I did not want a drop of her blood upon my clothes and so I took off my ulster, jacket, waistcoat and trousers; hanging upon the back of her door was a faded coat, bordered with thin fur, and I wrapped it around myself before taking out my knife. That knife is a lovely object with a carved ivory handle; I purchased it at Gibbon’s in the Haymarket for fifteen shillings and the pity of it was that, after I had entered her, its shine would be lost forever. I remember in my schooldays how I mourned when my first line of ink spotted the purity of a new book of exercises—now I was about to write my name again, but with a different instrument. She only began to stir after I had taken out a piece of intestine and blown softly upon it; there was a moan or sigh coming from her although, on looking back and surveying the scene in my mind’s eye, I believe that it might have been her spirit leaving the earth. Her eyes had opened, and I had to take them out with my knife for fear that my image had been seared upon them. I dipped my hands into the chamber pot and washed off her blood with her gin; then, out of sheer delight, I shat into it. It was over. She had been evacuated from the world, and I had evacuated. We were both now empty vessels, waiting for the presence of God.

SEPTEMBER 7, 1880: May I quote Thomas De Quincey? In the pages of his essay “On Murder Considered as One of the Fine Arts” I first learned of the Ratcliffe Highway deaths, and ever since that time his work has been a source of perpetual delight and astonishment to me. Who could fail to be moved by his description of the murderer, John Williams, who committed his acts out of “pure voluptuousness, entirely disinterested” and who provoked an exterminating tragedy worthy of Middleton or Tourneur? The destroyer of the Marr family was “a solitary artist, who rested in the center of London, self-supported by his own conscious grandeur,” an artist who used London as the “studio” to display his works. And what a marvelous touch by De Quincey, to suggest that Williams’s bright yellow hair, “something between an orange and a lemon color,” had been dyed to create a deliberate contrast to the “bloodless ghostly pallor” of his face. I hugged myself in delight when I first read how he had dressed for each murder as if he were going upon the stage: “when he went out for a grand compound massacre he always assumed black silk stockings and pumps; nor would he on any account have degraded his position as an artist by wearing a morning gown.
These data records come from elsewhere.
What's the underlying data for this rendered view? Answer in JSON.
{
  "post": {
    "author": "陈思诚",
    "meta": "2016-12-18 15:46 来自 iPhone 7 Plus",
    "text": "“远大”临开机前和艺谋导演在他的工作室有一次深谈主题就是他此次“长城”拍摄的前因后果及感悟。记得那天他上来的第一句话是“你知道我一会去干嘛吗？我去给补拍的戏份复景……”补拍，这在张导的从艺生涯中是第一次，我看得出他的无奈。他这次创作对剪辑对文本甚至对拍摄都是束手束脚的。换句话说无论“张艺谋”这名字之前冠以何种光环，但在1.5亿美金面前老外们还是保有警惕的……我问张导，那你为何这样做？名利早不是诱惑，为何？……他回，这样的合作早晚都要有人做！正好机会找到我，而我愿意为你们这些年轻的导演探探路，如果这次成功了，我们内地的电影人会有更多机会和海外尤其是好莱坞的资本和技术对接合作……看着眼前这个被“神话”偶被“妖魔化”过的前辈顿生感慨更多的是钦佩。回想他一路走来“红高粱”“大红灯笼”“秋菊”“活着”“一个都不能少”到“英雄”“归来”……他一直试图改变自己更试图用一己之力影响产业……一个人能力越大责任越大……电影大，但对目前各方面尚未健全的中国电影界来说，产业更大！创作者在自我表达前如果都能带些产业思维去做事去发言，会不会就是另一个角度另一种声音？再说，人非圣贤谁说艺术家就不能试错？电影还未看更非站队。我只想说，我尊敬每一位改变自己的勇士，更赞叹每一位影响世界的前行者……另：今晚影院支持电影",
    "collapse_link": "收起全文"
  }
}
In his second great performance, it was particularly noticed and recorded by the one sole trembling man, who under killing agonies of fear was compelled (as the reader will find) from a secret stand to become the solitary spectator of his atrocities, that Mr. Williams wore a long blue frock, of the very finest cloth, and richly lined with silk.” But no more now: I can heartily recommend this work. Is that not what they say?

SEPTEMBER 8, 1880: Rain all day. Read some Tennyson to my dear wife, Elizabeth, before we retired.